These past few years I have burned and burned but have not been
consumed. I have asked God for release but He tells me to listen, to sit
with my anger for as long as it will sit with me.
I have been afraid to listen to anger, have hesitated to accept it,
and struggled to love the parts of myself that burn and burn. But I
slowly I am seeing why the metaphor of fire is never far from anger. No two
things in my life have shown me how closely life and death are knit
together, destruction and renewal.
So I choose anger. Everyday. I choose it again and again. But not
as a thing which I love and hold tightly to. Instead, I choose not to
ignore or banish it. I choose to lock eyes with its lynx like face, to
sit in silence hoping it passes but doing nothing to chase it away, to
observe as much as I can about its presence.
In this way, I have learned that the first two purposes of anger
are to say “you have been well and truly wronged. This should not have
happened but has.” And again to repeat “you are hurt more than you know.
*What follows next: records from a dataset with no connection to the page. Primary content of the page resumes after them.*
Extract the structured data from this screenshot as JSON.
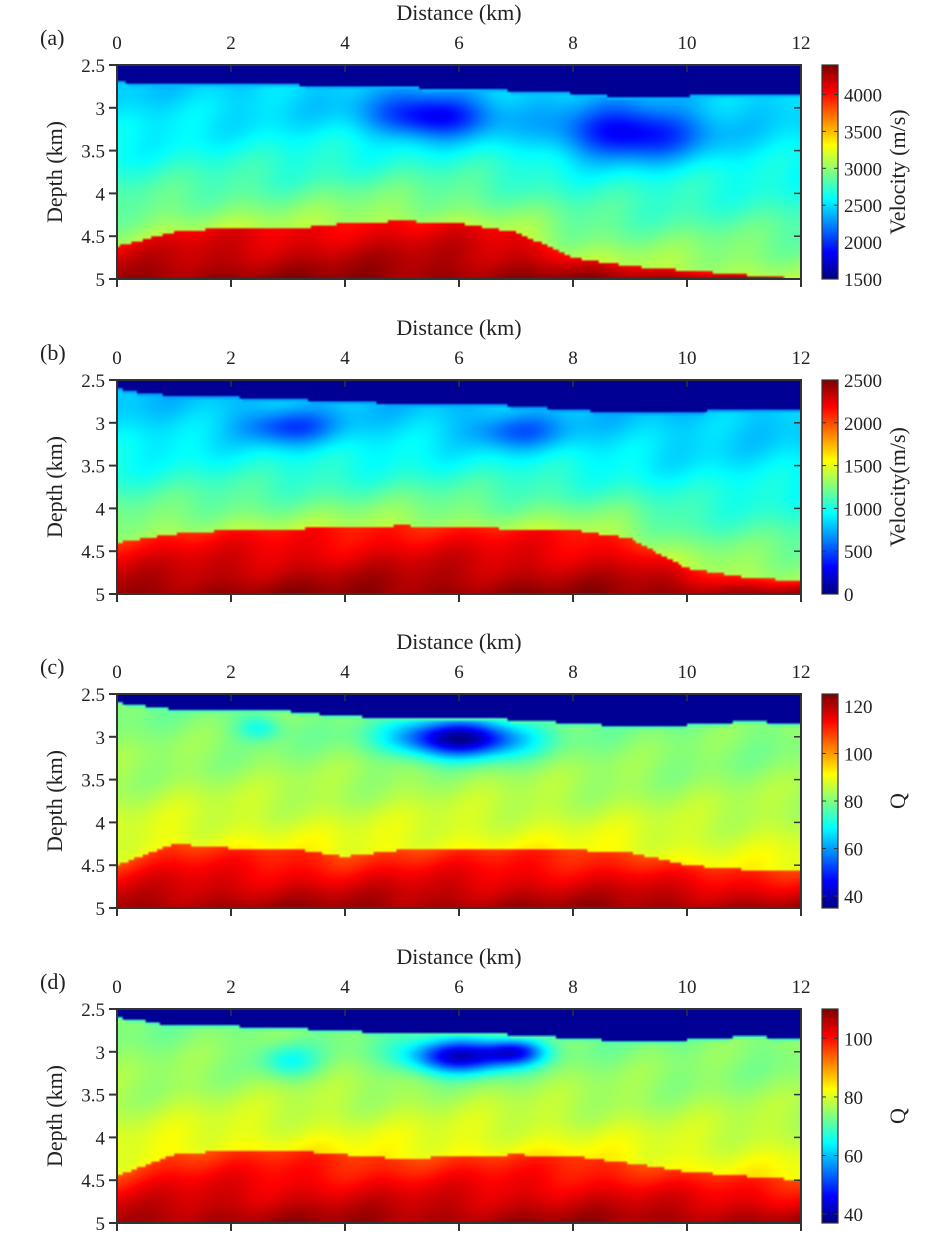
{
  "chart_data": [
    {
      "type": "heatmap",
      "panel_label": "(a)",
      "xlabel": "Distance (km)",
      "ylabel": "Depth (km)",
      "colorbar_label": "Velocity (m/s)",
      "xlim": [
        0,
        12
      ],
      "ylim": [
        2.5,
        5
      ],
      "y_reversed": true,
      "xticks": [
        0,
        2,
        4,
        6,
        8,
        10,
        12
      ],
      "xtick_labels": [
        "0",
        "2",
        "4",
        "6",
        "8",
        "10",
        "12"
      ],
      "yticks": [
        2.5,
        3,
        3.5,
        4,
        4.5,
        5
      ],
      "ytick_labels": [
        "2.5",
        "3",
        "3.5",
        "4",
        "4.5",
        "5"
      ],
      "clim": [
        1500,
        4400
      ],
      "cticks": [
        1500,
        2000,
        2500,
        3000,
        3500,
        4000
      ],
      "ctick_labels": [
        "1500",
        "2000",
        "2500",
        "3000",
        "3500",
        "4000"
      ],
      "colormap": "jet",
      "field": {
        "water_bottom_depth": [
          [
            0,
            2.7
          ],
          [
            1,
            2.72
          ],
          [
            2,
            2.72
          ],
          [
            3,
            2.73
          ],
          [
            4,
            2.75
          ],
          [
            5,
            2.76
          ],
          [
            6,
            2.78
          ],
          [
            7,
            2.8
          ],
          [
            8,
            2.83
          ],
          [
            9,
            2.88
          ],
          [
            10,
            2.86
          ],
          [
            11,
            2.84
          ],
          [
            12,
            2.84
          ]
        ],
        "high_top_depth": [
          [
            0,
            4.62
          ],
          [
            1,
            4.45
          ],
          [
            2,
            4.4
          ],
          [
            3,
            4.42
          ],
          [
            4,
            4.35
          ],
          [
            5,
            4.32
          ],
          [
            6,
            4.35
          ],
          [
            7,
            4.45
          ],
          [
            8,
            4.75
          ],
          [
            9,
            4.85
          ],
          [
            10,
            4.9
          ],
          [
            11,
            4.95
          ],
          [
            12,
            5.0
          ]
        ],
        "low_anomaly": [
          [
            5.5,
            3.1,
            1.0,
            0.25,
            0.25
          ],
          [
            9.0,
            3.3,
            1.2,
            0.3,
            0.25
          ]
        ],
        "water_value": 0.02,
        "seabed_value": 0.3,
        "gradient_start_value": 0.33,
        "mid_value": 0.55,
        "high_value": 0.88,
        "max_value": 0.98
      }
    },
    {
      "type": "heatmap",
      "panel_label": "(b)",
      "xlabel": "Distance (km)",
      "ylabel": "Depth (km)",
      "colorbar_label": "Velocity(m/s)",
      "xlim": [
        0,
        12
      ],
      "ylim": [
        2.5,
        5
      ],
      "y_reversed": true,
      "xticks": [
        0,
        2,
        4,
        6,
        8,
        10,
        12
      ],
      "xtick_labels": [
        "0",
        "2",
        "4",
        "6",
        "8",
        "10",
        "12"
      ],
      "yticks": [
        2.5,
        3,
        3.5,
        4,
        4.5,
        5
      ],
      "ytick_labels": [
        "2.5",
        "3",
        "3.5",
        "4",
        "4.5",
        "5"
      ],
      "clim": [
        0,
        2500
      ],
      "cticks": [
        0,
        500,
        1000,
        1500,
        2000,
        2500
      ],
      "ctick_labels": [
        "0",
        "500",
        "1000",
        "1500",
        "2000",
        "2500"
      ],
      "colormap": "jet",
      "field": {
        "water_bottom_depth": [
          [
            0,
            2.6
          ],
          [
            0.5,
            2.66
          ],
          [
            1,
            2.68
          ],
          [
            2,
            2.7
          ],
          [
            3,
            2.72
          ],
          [
            4,
            2.76
          ],
          [
            5,
            2.77
          ],
          [
            6,
            2.78
          ],
          [
            7,
            2.8
          ],
          [
            8,
            2.85
          ],
          [
            9,
            2.88
          ],
          [
            10,
            2.87
          ],
          [
            11,
            2.84
          ],
          [
            12,
            2.84
          ]
        ],
        "high_top_depth": [
          [
            0,
            4.4
          ],
          [
            1,
            4.3
          ],
          [
            2,
            4.25
          ],
          [
            3,
            4.24
          ],
          [
            4,
            4.22
          ],
          [
            5,
            4.2
          ],
          [
            6,
            4.22
          ],
          [
            7,
            4.24
          ],
          [
            8,
            4.25
          ],
          [
            9,
            4.35
          ],
          [
            10,
            4.7
          ],
          [
            11,
            4.8
          ],
          [
            12,
            4.85
          ]
        ],
        "low_anomaly": [
          [
            3.0,
            3.05,
            0.8,
            0.2,
            0.15
          ],
          [
            7.0,
            3.1,
            0.8,
            0.2,
            0.12
          ]
        ],
        "water_value": 0.02,
        "seabed_value": 0.28,
        "gradient_start_value": 0.32,
        "mid_value": 0.55,
        "high_value": 0.85,
        "max_value": 0.98
      }
    },
    {
      "type": "heatmap",
      "panel_label": "(c)",
      "xlabel": "Distance (km)",
      "ylabel": "Depth (km)",
      "colorbar_label": "Q",
      "xlim": [
        0,
        12
      ],
      "ylim": [
        2.5,
        5
      ],
      "y_reversed": true,
      "xticks": [
        0,
        2,
        4,
        6,
        8,
        10,
        12
      ],
      "xtick_labels": [
        "0",
        "2",
        "4",
        "6",
        "8",
        "10",
        "12"
      ],
      "yticks": [
        2.5,
        3,
        3.5,
        4,
        4.5,
        5
      ],
      "ytick_labels": [
        "2.5",
        "3",
        "3.5",
        "4",
        "4.5",
        "5"
      ],
      "clim": [
        35,
        125
      ],
      "cticks": [
        40,
        60,
        80,
        100,
        120
      ],
      "ctick_labels": [
        "40",
        "60",
        "80",
        "100",
        "120"
      ],
      "colormap": "jet",
      "field": {
        "water_bottom_depth": [
          [
            0,
            2.6
          ],
          [
            0.5,
            2.64
          ],
          [
            1,
            2.68
          ],
          [
            2,
            2.7
          ],
          [
            3,
            2.7
          ],
          [
            4,
            2.76
          ],
          [
            5,
            2.78
          ],
          [
            6,
            2.78
          ],
          [
            7,
            2.8
          ],
          [
            8,
            2.84
          ],
          [
            9,
            2.88
          ],
          [
            10,
            2.86
          ],
          [
            11,
            2.82
          ],
          [
            12,
            2.84
          ]
        ],
        "high_top_depth": [
          [
            0,
            4.5
          ],
          [
            1,
            4.25
          ],
          [
            2,
            4.3
          ],
          [
            3,
            4.3
          ],
          [
            4,
            4.4
          ],
          [
            5,
            4.32
          ],
          [
            6,
            4.3
          ],
          [
            7,
            4.3
          ],
          [
            8,
            4.32
          ],
          [
            9,
            4.35
          ],
          [
            10,
            4.5
          ],
          [
            11,
            4.55
          ],
          [
            12,
            4.55
          ]
        ],
        "low_anomaly": [
          [
            6.0,
            3.02,
            1.1,
            0.22,
            0.5
          ],
          [
            2.5,
            2.9,
            0.4,
            0.15,
            0.12
          ]
        ],
        "water_value": 0.02,
        "seabed_value": 0.45,
        "gradient_start_value": 0.5,
        "mid_value": 0.62,
        "high_value": 0.82,
        "max_value": 0.97
      }
    },
    {
      "type": "heatmap",
      "panel_label": "(d)",
      "xlabel": "Distance (km)",
      "ylabel": "Depth (km)",
      "colorbar_label": "Q",
      "xlim": [
        0,
        12
      ],
      "ylim": [
        2.5,
        5
      ],
      "y_reversed": true,
      "xticks": [
        0,
        2,
        4,
        6,
        8,
        10,
        12
      ],
      "xtick_labels": [
        "0",
        "2",
        "4",
        "6",
        "8",
        "10",
        "12"
      ],
      "yticks": [
        2.5,
        3,
        3.5,
        4,
        4.5,
        5
      ],
      "ytick_labels": [
        "2.5",
        "3",
        "3.5",
        "4",
        "4.5",
        "5"
      ],
      "clim": [
        37,
        110
      ],
      "cticks": [
        40,
        60,
        80,
        100
      ],
      "ctick_labels": [
        "40",
        "60",
        "80",
        "100"
      ],
      "colormap": "jet",
      "field": {
        "water_bottom_depth": [
          [
            0,
            2.6
          ],
          [
            0.5,
            2.64
          ],
          [
            1,
            2.7
          ],
          [
            2,
            2.7
          ],
          [
            3,
            2.72
          ],
          [
            4,
            2.76
          ],
          [
            5,
            2.78
          ],
          [
            6,
            2.78
          ],
          [
            7,
            2.8
          ],
          [
            8,
            2.84
          ],
          [
            9,
            2.88
          ],
          [
            10,
            2.86
          ],
          [
            11,
            2.82
          ],
          [
            12,
            2.84
          ]
        ],
        "high_top_depth": [
          [
            0,
            4.45
          ],
          [
            1,
            4.2
          ],
          [
            2,
            4.15
          ],
          [
            3,
            4.15
          ],
          [
            4,
            4.2
          ],
          [
            5,
            4.25
          ],
          [
            6,
            4.22
          ],
          [
            7,
            4.2
          ],
          [
            8,
            4.22
          ],
          [
            9,
            4.3
          ],
          [
            10,
            4.4
          ],
          [
            11,
            4.45
          ],
          [
            12,
            4.5
          ]
        ],
        "low_anomaly": [
          [
            6.0,
            3.05,
            0.9,
            0.2,
            0.45
          ],
          [
            7.0,
            3.0,
            0.5,
            0.15,
            0.3
          ],
          [
            3.0,
            3.1,
            0.5,
            0.2,
            0.12
          ]
        ],
        "water_value": 0.02,
        "seabed_value": 0.45,
        "gradient_start_value": 0.5,
        "mid_value": 0.63,
        "high_value": 0.82,
        "max_value": 0.97
      }
    }
  ]
}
Your mind and spirit have been torn apart. You must stop, rest, protect
what is left of yourself.”
Of all the things that have soothed the pain that my anger guards, I
did not expect poetry to top the list. But there is nothing so calming
as finding that someone else can name the flames in your fire, someone
else has fallen off of the mountain top of their innocence with only
questions to break their fall, someone else is guarding a pain that is healing at glacial speed. And that someone is still out there
fighting. When I find a poem that resonates, I can hear the coals of my
heart hiss with the relief of water. See, I don’t want to be angry. But
even more than that, I don’t want to hurt anymore. And I know my anger
is protecting me until I’m ready to fight again.
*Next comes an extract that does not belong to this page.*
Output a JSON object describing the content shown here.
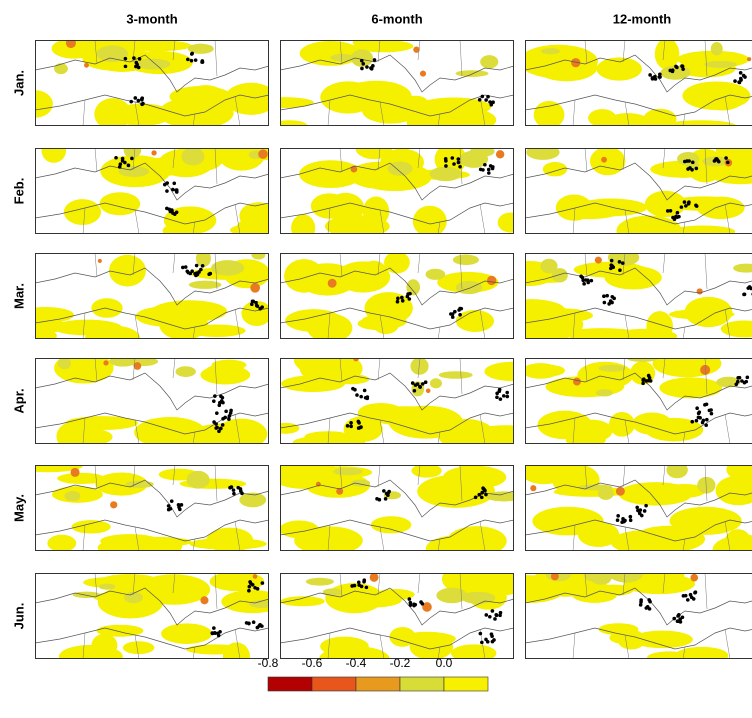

Some kinds of pain can’t be healed in isolation because isolation
was the tool they used to hurt you in the first place. But a poem can
build a bridge and send just a little rain. Even though the poet is
describing their personal hell, it’s also a rebellious love letter to
all the warriors out there still fighting. We exist. We fight today and
we’ll heal soon. Because we haven’t given up yet. And it is our anger
that guards against despair. With psalms and poems we will heal. Some days, I don't know if I will ever wake up truly without my anger, but I'm learning not to be afraid. And as I learn, I worry less about getting rid of my anger and more about listening to it until it has nothing more to say.